IV. Federal Validation Inspections and Continuing Oversight
The Federal validation inspections of ASHI accredited laboratories
may be conducted on a representative sample basis or in response to
substantial allegations of noncompliance (that is, complaint
inspections). The outcome of those validation inspections, performed by
us or our agents, the State survey agencies, will be our principal
means for verifying that the laboratories accredited by ASHI remain in
compliance with CLIA requirements. This Federal monitoring is an
ongoing process.
V. Removal of Approval as an Accrediting Organization
Our regulations provide that we may rescind the approval of an
accreditation organization, such as that of the ASHI, for cause, before
the end of the effective date of approval. If we determine that the
ASHI failed to adopt requirements that are equal to, or more stringent
than, the CLIA requirements, or that systemic problems exist in its
inspection process, we may give it a probationary period, not to exceed
1 year to allow the ASHI to adopt comparable requirements.

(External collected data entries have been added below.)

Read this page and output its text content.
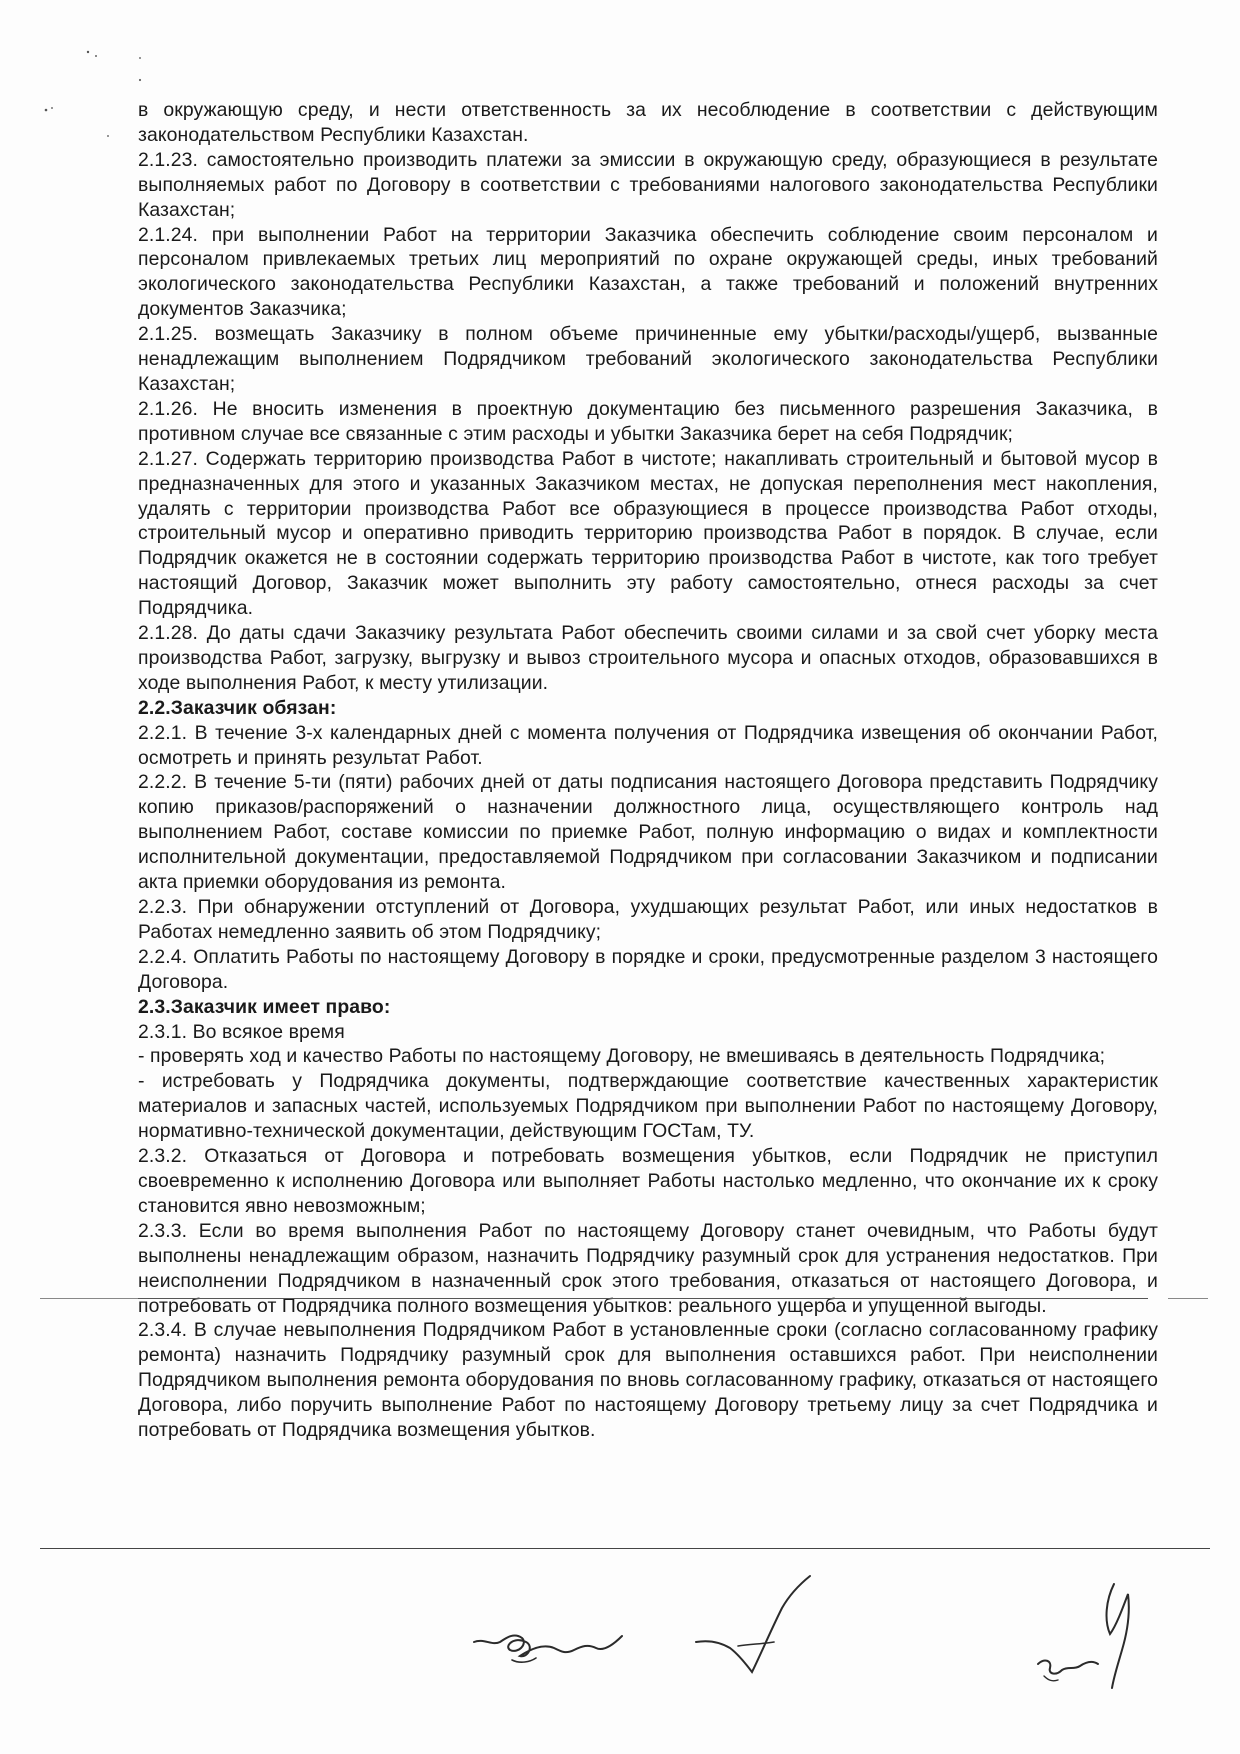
в окружающую среду, и нести ответственность за их несоблюдение в соответствии с действующим законодательством Республики Казахстан.

2.1.23. самостоятельно производить платежи за эмиссии в окружающую среду, образующиеся в результате выполняемых работ по Договору в соответствии с требованиями налогового законодательства Республики Казахстан;

2.1.24. при выполнении Работ на территории Заказчика обеспечить соблюдение своим персоналом и персоналом привлекаемых третьих лиц мероприятий по охране окружающей среды, иных требований экологического законодательства Республики Казахстан, а также требований и положений внутренних документов Заказчика;

2.1.25. возмещать Заказчику в полном объеме причиненные ему убытки/расходы/ущерб, вызванные ненадлежащим выполнением Подрядчиком требований экологического законодательства Республики Казахстан;

2.1.26. Не вносить изменения в проектную документацию без письменного разрешения Заказчика, в противном случае все связанные с этим расходы и убытки Заказчика берет на себя Подрядчик;

2.1.27. Содержать территорию производства Работ в чистоте; накапливать строительный и бытовой мусор в предназначенных для этого и указанных Заказчиком местах, не допуская переполнения мест накопления, удалять с территории производства Работ все образующиеся в процессе производства Работ отходы, строительный мусор и оперативно приводить территорию производства Работ в порядок. В случае, если Подрядчик окажется не в состоянии содержать территорию производства Работ в чистоте, как того требует настоящий Договор, Заказчик может выполнить эту работу самостоятельно, отнеся расходы за счет Подрядчика.

2.1.28. До даты сдачи Заказчику результата Работ обеспечить своими силами и за свой счет уборку места производства Работ, загрузку, выгрузку и вывоз строительного мусора и опасных отходов, образовавшихся в ходе выполнения Работ, к месту утилизации.

2.2.Заказчик обязан:

2.2.1. В течение 3-х календарных дней с момента получения от Подрядчика извещения об окончании Работ, осмотреть и принять результат Работ.

2.2.2. В течение 5-ти (пяти) рабочих дней от даты подписания настоящего Договора представить Подрядчику копию приказов/распоряжений о назначении должностного лица, осуществляющего контроль над выполнением Работ, составе комиссии по приемке Работ, полную информацию о видах и комплектности исполнительной документации, предоставляемой Подрядчиком при согласовании Заказчиком и подписании акта приемки оборудования из ремонта.

2.2.3. При обнаружении отступлений от Договора, ухудшающих результат Работ, или иных недостатков в Работах немедленно заявить об этом Подрядчику;

2.2.4. Оплатить Работы по настоящему Договору в порядке и сроки, предусмотренные разделом 3 настоящего Договора.

2.3.Заказчик имеет право:

2.3.1. Во всякое время

- проверять ход и качество Работы по настоящему Договору, не вмешиваясь в деятельность Подрядчика;

- истребовать у Подрядчика документы, подтверждающие соответствие качественных характеристик материалов и запасных частей, используемых Подрядчиком при выполнении Работ по настоящему Договору, нормативно-технической документации, действующим ГОСТам, ТУ.

2.3.2. Отказаться от Договора и потребовать возмещения убытков, если Подрядчик не приступил своевременно к исполнению Договора или выполняет Работы настолько медленно, что окончание их к сроку становится явно невозможным;

2.3.3. Если во время выполнения Работ по настоящему Договору станет очевидным, что Работы будут выполнены ненадлежащим образом, назначить Подрядчику разумный срок для устранения недостатков. При неисполнении Подрядчиком в назначенный срок этого требования, отказаться от настоящего Договора, и потребовать от Подрядчика полного возмещения убытков: реального ущерба и упущенной выгоды.

2.3.4. В случае невыполнения Подрядчиком Работ в установленные сроки (согласно согласованному графику ремонта) назначить Подрядчику разумный срок для выполнения оставшихся работ. При неисполнении Подрядчиком выполнения ремонта оборудования по вновь согласованному графику, отказаться от настоящего Договора, либо поручить выполнение Работ по настоящему Договору третьему лицу за счет Подрядчика и потребовать от Подрядчика возмещения убытков.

Should circumstances result in our withdrawal of the ASHI's
approval, we will publish a notice in the Federal Register explaining
the basis for removing its approval.
VI. Collection of Information Requirements
This notice does not impose any information collection and record
keeping requirements subject to the Paperwork Reduction Act (PRA).
Consequently, it does not need to be reviewed by the Office of
Management and Budget (OMB) under the authority of the PRA. The
requirements associated with the accreditation process for clinical
laboratories under the Clinical Laboratory Improvement Amendments of
1988 (CLIA) program, codified in 42 CFR part 493 subpart E, are
currently approved by OMB under OMB approval number 0938-0686.
VII. Executive Order 12866 Statement
In accordance with the provisions of Executive Order 12866, this
notice was not reviewed by the Office of Management and Budget.
Authority: Section 353 of the Public Health Service Act (42
U.S.C. 263a).
Dated: March 10, 2005.
Mark B. McClellan,
Administrator, Centers For Medicare & Medicaid Services.